John Petrucci: The Prog Whisperer
GW The album’s closing track is “The Count of Tuscany,” which, at nearly 20 minutes, is the longest song on the entire record. The song is a journey through many different themes, moods and complex passages, but it culminates with a very anthemic, positive progression and a very uplifting, melodic solo. After having heard so many dark passages through the piece, and through the entire album as well, it’s a nice way to end the “movie,” so to speak.
PETRUCCI Absolutely. And if you think about the way the album, or the “movie” starts, it begins really dark with “A Nightmare to Remember.” We initially called that song “Halloween.” It could be in the next Tim Burton movie! You travel through the entire album and arrive at this triumphant conclusion.
For us, that chord progression at the end of “The Count of Tuscany” indicates a big-time Rush influence. They have always had the ability to write majestic-sounding music—very royal and uplifting. That chord progression evokes a moving and positive end to the story.
GW When working on an album, is there a point at which you look at the tracks and a possible running order and think in terms of an “arc” to the story that the album tells? In this case, you’ve bookended the album with the two longest songs.
PETRUCCI We do look at it that way, and I think we have gotten better at this as the years have gone by. We might be asking a lot from the audience, but we’d like it to be an overall listening experience, like how it was when [Pink Floyd’s] Dark Side of the Moon first came out. People would get together for the sole purpose of listening to and experiencing the entire album. Of course, “Money” was a single that was on the radio, but the way to experience that album was to listen to the whole thing, just like watching a movie. We try to make our records work in a similar way.

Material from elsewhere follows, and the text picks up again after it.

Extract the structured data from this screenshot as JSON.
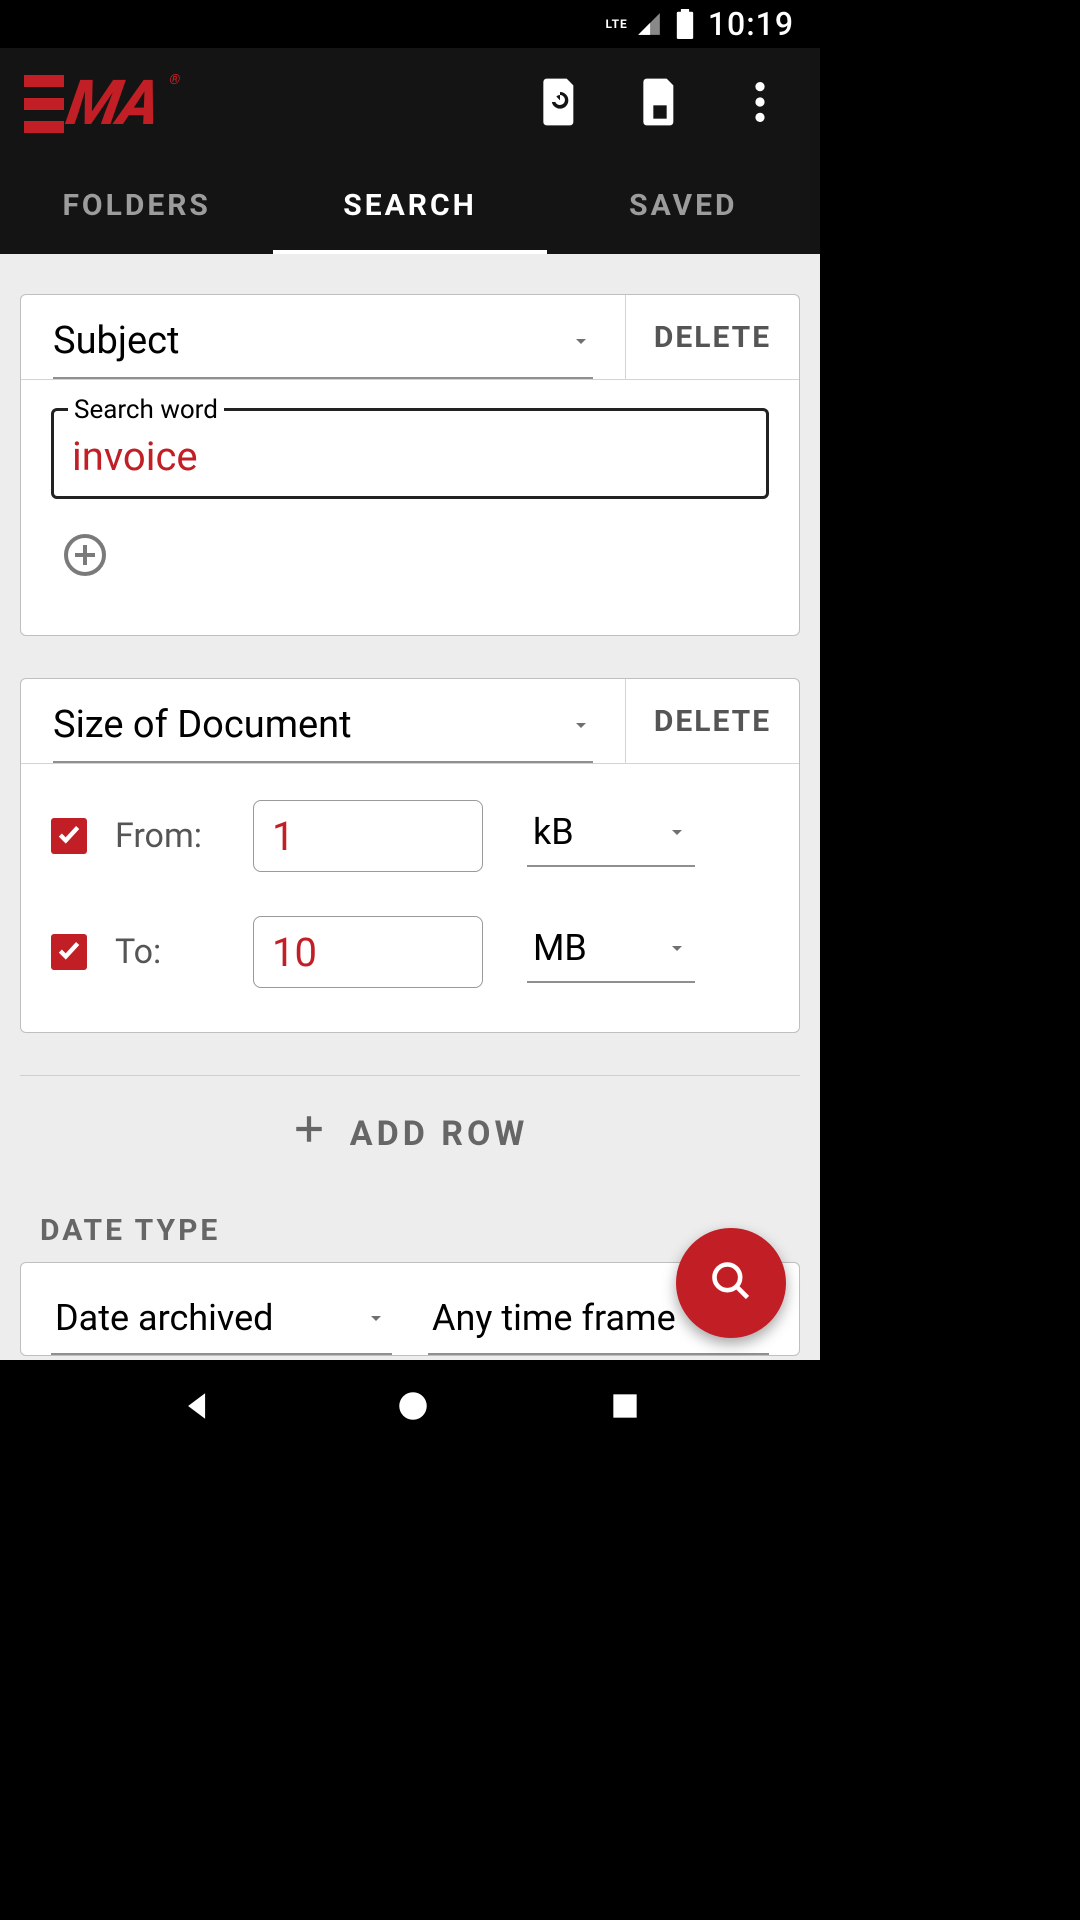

People may comment one way or another on the individual songs, that one song might not be heavy enough, or another is too heavy and progressive, but we are trying to create a sense of movement, so that the entire listening experience will be interesting and fulfilling. I compare it to classical pieces. Talk about long songs! Orchestral pieces by composers like Beethoven and Mozart have a long progression of themes and repetitive parts, segueing from the powerful and bombastic to the delicate and beautiful. Themes are allowed to evolve through many incarnations, and that’s how classical symphonies are written. We try to approach things with the same mentality, to take the listener through some sort of aural adventure.
GW You mentioned meeting Brian May recently for the very first time. Your solo on the Black Clouds track “Wither” has a strong Brian May character.
PETRUCCI That solo is like a “tag” to the chorus vocal, and though it’s not harmonized, it is double-tracked and I’m using a chorus effect and a wah. I was going for a very melodic, Ozzy/Queen vibe.
The neat thing about that is, first of all, I played the solo on a baritone guitar [a six-string guitar with a long scale length, normally tuned a fourth lower than standard tuning] tuned down to Bb, so the strings are like giant cables! While I was cutting it, a couple of the guys were like, “John, that totally sounds like Brian May. You can’t do that.” And I said, “Screw you guys, it sounds awesome. What, I can’t play 16th notes followed by eighth-note triplets?” I love Queen and I love Brian, so it’s obviously influenced by that. I’ve also heard Zakk Wylde do that type of wide, doubletracked solo that’s very melodic and more like a theme than a flashy solo.
It was great meeting and hanging out with Brian. He’s been in one of the most influential bands of our time and has written some of the greatest rock music ever, and as a guitar player he’s inspired and influenced millions of people. It’s incredible to me that a guy like that is such a warm, sweet person. Very humbling.
GW There are few bands that have dedicated themselves to continuing in that tradition, and in Dream Theater the art has become more finely honed over the years. It’s clearly apparent that, on Black Clouds, the band is completely in control of the genre.
PETRUCCI We are from that same school of thought; it’s just wrapped in a different package. It’s post-metal, so our music doesn’t sound like Yes’ Close to the Edge, but it is written in the same spirit.